El beso escrito
Hay en esta puesta en escena de John Strasberg, muy bien apoyada por una brillante escenografía de Daniel Blanco, un arranque un tanto adolescente, que se prolonga durante casi toda la primera parte, en el que los personajes se van metiendo de manera un tanto atolondrada en una situación más espesa que terminará por aplastarlos. Plantea así Strasberg, sobre una asequible versión de John Sanderson, algo parecido a que la madurez se adquiere por la experiencia, pero que los resultados del proceso son devastadores. Es lo que convierte una pieza de apariencia romántica en tragedia. Pero el tema de Strasberg no es sólo el paso del tiempo, sino también el de su inevitabilidad. Así, como quien no quiere la cosa, el montaje empieza como una broma entre cadetes en las horas de libranza para avanzar paso a paso hacia los territorios de la destrucción, sugiriendo de paso que las decisiones hay que tomarlas siempre cuando toca. No es que Strasberg se ponga moralista, pero sí, como decía Gil de Biedma, que sus personajes descubren algo tarde que la vida iba en serio.
CYRANO DE BERGERAC
De Edmond Rostand, en versión de John D. Sanderson. Intérpretes, José Pedro Carrión, Cristóbal Suárez, Miguel Esteve, Paco Hidalgo, Begoña Maestre, Fidel Almansa, Román S. Gregory, Nacho Aldeguer, Isabel Ávila, Antonio Gómez, Valery Tellechea, Adán Barrero, Alberto Iglesias. Vestuario, María Luisa Engel. Iluminación, Juan Gómez Cornejo. Espacio escénico, Daniel Blanco. Música, Mariano Díaz. Dirección, John Strasberg. Una producción de Concha Busto. Teatro Principal. Valencia.

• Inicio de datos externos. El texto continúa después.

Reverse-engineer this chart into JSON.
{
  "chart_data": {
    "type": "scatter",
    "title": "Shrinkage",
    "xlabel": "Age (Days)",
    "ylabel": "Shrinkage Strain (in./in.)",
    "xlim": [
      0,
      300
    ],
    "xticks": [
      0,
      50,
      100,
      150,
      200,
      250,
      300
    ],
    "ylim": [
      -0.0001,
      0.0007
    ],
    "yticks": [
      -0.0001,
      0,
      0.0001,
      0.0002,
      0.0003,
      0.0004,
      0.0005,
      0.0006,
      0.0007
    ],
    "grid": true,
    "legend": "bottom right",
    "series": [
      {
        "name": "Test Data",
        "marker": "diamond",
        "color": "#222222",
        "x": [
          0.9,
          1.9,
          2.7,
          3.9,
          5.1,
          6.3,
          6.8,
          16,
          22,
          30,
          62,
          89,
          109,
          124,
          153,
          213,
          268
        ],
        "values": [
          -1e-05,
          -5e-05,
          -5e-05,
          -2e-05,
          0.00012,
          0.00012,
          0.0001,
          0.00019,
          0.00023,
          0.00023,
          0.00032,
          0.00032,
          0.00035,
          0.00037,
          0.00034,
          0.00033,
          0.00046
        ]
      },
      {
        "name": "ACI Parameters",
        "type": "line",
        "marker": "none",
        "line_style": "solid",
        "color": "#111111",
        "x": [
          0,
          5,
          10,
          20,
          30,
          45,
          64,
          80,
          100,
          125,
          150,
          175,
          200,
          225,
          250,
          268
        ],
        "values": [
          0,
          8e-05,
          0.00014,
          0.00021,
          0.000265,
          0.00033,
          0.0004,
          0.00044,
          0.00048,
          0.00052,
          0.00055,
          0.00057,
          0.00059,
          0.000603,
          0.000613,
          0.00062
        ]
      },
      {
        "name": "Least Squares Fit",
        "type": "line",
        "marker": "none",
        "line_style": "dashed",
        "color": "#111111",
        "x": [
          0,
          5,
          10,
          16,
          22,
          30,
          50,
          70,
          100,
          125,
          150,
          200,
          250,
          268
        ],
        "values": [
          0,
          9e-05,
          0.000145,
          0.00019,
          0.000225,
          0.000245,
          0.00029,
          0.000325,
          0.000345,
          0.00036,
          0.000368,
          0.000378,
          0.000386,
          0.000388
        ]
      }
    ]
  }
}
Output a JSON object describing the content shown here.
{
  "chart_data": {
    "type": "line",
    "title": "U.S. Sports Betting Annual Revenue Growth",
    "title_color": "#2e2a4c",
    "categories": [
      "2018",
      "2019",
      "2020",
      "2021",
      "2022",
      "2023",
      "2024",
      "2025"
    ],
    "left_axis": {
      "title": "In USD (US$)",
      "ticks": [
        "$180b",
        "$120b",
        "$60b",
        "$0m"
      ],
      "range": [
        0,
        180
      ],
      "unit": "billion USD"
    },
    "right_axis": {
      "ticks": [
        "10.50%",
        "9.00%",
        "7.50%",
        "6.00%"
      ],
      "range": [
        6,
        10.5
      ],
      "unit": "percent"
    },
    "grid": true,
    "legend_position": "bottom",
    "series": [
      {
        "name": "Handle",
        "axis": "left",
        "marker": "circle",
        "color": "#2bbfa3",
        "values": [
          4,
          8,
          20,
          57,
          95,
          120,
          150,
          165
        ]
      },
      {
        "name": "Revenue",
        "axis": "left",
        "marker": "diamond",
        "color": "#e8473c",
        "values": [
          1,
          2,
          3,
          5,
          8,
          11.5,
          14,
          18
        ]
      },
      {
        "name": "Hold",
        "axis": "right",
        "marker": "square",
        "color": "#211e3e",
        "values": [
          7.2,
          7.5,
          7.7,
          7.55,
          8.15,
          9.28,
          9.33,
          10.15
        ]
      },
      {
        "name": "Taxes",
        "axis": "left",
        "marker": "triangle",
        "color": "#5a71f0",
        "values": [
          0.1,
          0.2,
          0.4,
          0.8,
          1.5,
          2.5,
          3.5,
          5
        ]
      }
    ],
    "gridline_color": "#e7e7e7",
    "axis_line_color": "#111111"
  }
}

Fuera de esta consideración, es cierto que José Pedro Carrión compone un Cyrano quizás menos embroncado desde el principio de lo que toca, ya que su malestar no es una característica en evolución sino un estado asumido, aunque rectifica hacia la amargura en cuanto descubre que no es precisamente el elegido por Rosana, a la que ama en silencio. A partir de ese episodio, la obra va cobrando densidad y ganando en intensidad, y por eso estamos ante una segunda parte ejemplar que se enfrenta directamente con los resortes de la tragedia.
Por lo demás, no es fácil decir el verso, y se nota a menudo en la Rosana de Begoña Maestre, Cristóbal Suárez hace un Cristian un tanto hierático, aupado quizás por su belleza, mientras que Fidel Almansa es el gran actor de siempre. En resumen, una segunda parte muy brillante que salva en cierto modo los desajustes de la primera. Habría sido una gran humorada de Rostand que el golpe en la cabeza que acaba con la vida de Cyrano se hubiera producido en su nariz, exclamando cuando expira nuestro héroe: ¡Ya es mala suerte que perder la nariz me lleve la muerte!